Compte tenu de la nouvelle perception du monde portée par le concept de biodiversité, chaque individu ou groupe d’individus est considéré comme acteur de la biodiversité. Les discours à son égard se sont donc diversifiés, globalisés, et ont été assimilés par les différents compartiments de nos sociétés. On assiste par exemple, au niveau académique, à un décloisonnement progressif des différentes disciplines afin de reformuler les problématiques de manière transversale (Houdet, 2010). Tous les décideurs, à différents niveaux, du local à l’international, et de différents types, qu’ils soient publics, privés, communautaires ou collectifs sont concernés : gouvernements, organisations internationales, communautés locales et peuples autochtones, organisations non gouvernementales, scientifiques, juristes, médias, consommateurs, entreprises, etc. (Chevassus-au-Louis et al., 2009).

1.4.2.2 Introduction de la biodiversité dans le champ politique

L’introduction, dans le champ politique, du concept de biodiversité – et les évolutions perceptives qui l’accompagnent – aboutit en particulier à questionner les choix et les modèles de développement (Houdet, 2010). Elle se conceptualise « dans ses rapports avec les enjeux majeurs que sont par exemple la réduction de la pauvreté, la sécurité alimentaire et l’approvisionnement en eau potable, la croissance économique, les conflits liés à l’utilisation et à l’appropriation des ressources, la santé humaine, animale et végétale, l’énergie et l’évolution du climat.

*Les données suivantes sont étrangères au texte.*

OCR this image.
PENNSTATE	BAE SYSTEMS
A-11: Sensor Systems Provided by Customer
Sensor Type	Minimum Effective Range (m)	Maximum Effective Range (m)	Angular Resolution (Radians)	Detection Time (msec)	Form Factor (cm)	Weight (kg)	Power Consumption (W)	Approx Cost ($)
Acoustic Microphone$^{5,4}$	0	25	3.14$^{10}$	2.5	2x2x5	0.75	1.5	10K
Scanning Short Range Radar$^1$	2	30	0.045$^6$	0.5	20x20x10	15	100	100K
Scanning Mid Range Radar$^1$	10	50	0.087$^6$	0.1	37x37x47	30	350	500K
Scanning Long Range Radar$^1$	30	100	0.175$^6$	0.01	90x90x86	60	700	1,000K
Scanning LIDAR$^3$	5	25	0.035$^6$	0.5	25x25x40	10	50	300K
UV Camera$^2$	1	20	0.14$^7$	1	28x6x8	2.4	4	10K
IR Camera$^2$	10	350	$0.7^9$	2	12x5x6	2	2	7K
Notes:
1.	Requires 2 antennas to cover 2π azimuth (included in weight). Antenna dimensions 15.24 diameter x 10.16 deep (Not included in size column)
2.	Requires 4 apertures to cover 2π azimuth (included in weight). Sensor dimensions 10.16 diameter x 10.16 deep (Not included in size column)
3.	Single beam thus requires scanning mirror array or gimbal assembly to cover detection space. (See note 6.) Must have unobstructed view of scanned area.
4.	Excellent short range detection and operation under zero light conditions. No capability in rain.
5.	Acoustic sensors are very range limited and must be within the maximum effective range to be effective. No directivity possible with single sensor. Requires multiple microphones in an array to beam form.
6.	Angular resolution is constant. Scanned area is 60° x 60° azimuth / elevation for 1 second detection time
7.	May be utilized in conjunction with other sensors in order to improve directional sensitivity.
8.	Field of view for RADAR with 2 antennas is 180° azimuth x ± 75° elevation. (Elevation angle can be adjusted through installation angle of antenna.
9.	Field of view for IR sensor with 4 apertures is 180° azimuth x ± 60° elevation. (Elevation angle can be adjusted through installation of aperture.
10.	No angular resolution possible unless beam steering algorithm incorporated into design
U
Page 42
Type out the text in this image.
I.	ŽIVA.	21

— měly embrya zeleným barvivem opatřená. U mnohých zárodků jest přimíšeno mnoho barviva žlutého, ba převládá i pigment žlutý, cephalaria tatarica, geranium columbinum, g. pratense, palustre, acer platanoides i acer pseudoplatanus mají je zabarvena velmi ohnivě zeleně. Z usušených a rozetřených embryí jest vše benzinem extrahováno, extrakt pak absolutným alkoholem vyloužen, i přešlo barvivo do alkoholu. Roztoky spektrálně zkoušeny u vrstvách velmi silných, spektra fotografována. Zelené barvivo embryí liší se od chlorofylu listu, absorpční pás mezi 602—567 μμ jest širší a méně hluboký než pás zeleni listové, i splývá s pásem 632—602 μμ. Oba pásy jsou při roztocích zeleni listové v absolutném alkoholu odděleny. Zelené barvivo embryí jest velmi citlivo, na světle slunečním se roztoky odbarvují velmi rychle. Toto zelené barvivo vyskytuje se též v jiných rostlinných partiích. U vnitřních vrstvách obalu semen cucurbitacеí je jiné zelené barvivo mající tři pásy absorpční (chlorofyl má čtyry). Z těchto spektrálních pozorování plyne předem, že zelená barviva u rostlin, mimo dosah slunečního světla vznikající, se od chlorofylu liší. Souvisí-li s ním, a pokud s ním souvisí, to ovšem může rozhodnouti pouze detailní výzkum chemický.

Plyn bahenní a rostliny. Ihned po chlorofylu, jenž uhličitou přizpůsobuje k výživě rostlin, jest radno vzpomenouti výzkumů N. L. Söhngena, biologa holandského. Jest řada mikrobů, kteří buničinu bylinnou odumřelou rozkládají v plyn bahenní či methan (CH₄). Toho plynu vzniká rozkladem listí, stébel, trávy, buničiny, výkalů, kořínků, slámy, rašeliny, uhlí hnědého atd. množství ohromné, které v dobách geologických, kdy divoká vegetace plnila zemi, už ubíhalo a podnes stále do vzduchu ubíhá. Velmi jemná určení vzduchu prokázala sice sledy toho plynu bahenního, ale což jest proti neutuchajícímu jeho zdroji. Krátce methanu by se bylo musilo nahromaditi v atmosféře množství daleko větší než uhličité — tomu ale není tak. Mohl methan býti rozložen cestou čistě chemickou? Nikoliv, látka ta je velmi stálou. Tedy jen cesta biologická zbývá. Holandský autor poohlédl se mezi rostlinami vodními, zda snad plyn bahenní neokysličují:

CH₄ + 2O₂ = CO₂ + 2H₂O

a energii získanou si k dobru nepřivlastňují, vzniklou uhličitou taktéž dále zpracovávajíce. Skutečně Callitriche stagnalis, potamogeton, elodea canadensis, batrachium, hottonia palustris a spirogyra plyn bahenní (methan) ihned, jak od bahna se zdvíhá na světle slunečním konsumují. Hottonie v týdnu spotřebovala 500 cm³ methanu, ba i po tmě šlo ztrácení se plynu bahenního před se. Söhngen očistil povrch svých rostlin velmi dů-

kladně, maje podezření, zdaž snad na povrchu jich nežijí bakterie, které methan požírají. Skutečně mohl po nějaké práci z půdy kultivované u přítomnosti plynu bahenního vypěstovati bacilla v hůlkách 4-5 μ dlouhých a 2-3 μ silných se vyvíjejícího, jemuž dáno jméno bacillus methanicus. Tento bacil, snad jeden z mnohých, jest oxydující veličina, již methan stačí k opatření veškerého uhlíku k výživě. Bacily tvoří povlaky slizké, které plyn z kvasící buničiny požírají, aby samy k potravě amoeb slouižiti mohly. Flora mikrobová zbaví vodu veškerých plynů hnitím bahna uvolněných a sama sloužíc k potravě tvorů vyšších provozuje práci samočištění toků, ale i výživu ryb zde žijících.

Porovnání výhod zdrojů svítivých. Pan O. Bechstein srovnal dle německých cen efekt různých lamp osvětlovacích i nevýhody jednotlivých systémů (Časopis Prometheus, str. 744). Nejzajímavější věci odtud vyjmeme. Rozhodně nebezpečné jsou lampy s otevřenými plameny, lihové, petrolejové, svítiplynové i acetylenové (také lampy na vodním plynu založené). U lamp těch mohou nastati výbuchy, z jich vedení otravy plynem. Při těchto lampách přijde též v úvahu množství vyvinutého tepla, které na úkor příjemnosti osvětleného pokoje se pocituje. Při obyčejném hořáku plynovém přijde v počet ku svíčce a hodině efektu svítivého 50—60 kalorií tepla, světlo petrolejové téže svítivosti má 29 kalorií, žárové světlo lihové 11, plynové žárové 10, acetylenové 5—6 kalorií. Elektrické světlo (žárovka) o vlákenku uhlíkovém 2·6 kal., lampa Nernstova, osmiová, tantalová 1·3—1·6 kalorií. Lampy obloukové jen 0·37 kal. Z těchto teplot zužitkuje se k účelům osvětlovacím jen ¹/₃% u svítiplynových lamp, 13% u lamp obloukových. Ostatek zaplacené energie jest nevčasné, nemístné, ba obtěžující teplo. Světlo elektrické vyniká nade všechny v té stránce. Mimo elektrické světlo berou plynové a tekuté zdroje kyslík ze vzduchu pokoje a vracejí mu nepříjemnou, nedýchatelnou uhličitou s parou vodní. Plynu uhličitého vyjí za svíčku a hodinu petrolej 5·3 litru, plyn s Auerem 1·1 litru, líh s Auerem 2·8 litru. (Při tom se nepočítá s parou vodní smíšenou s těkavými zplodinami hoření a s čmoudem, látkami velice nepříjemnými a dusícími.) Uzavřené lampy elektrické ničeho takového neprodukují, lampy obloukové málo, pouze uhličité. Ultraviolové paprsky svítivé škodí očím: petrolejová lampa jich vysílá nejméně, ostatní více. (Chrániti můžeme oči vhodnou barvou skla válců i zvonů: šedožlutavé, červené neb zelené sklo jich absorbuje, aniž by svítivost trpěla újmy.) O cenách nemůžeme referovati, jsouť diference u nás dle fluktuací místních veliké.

Cette vision implique de lier biodiversité et bien-être humain dans l’esprit de la réalisation des objectifs du millénaire pour le développement » (Babin et al., 2008, cités dan Houdet, 2010).

L’adoption en 1992 de la CDB élargit les responsabilités de nos sociétés, dans l’objectif de préserver le potentiel évolutif du vivant, d’en préconiser des usages durables, et de partager équitablement les bénéfices retirés de la biodiversité (Houdet, 2010). Les atteindre questionne, selon l’auteur, la manière dont ces enjeux peuvent être intégrés dans la gouvernance des états, dans les processus de décision (publics et privés, individuels et collectifs), et met en exergue l’importance de développer et mobiliser des outils de gestion adaptés à la structuration des sociétés humaines et de leurs activités (aux formes organisationnelles notamment) : modes de régulation économique eu égard à la biodiversité, et indicateurs de suivi et de pilotage des interactions entre activités humaines et biodiversité (Ibid.).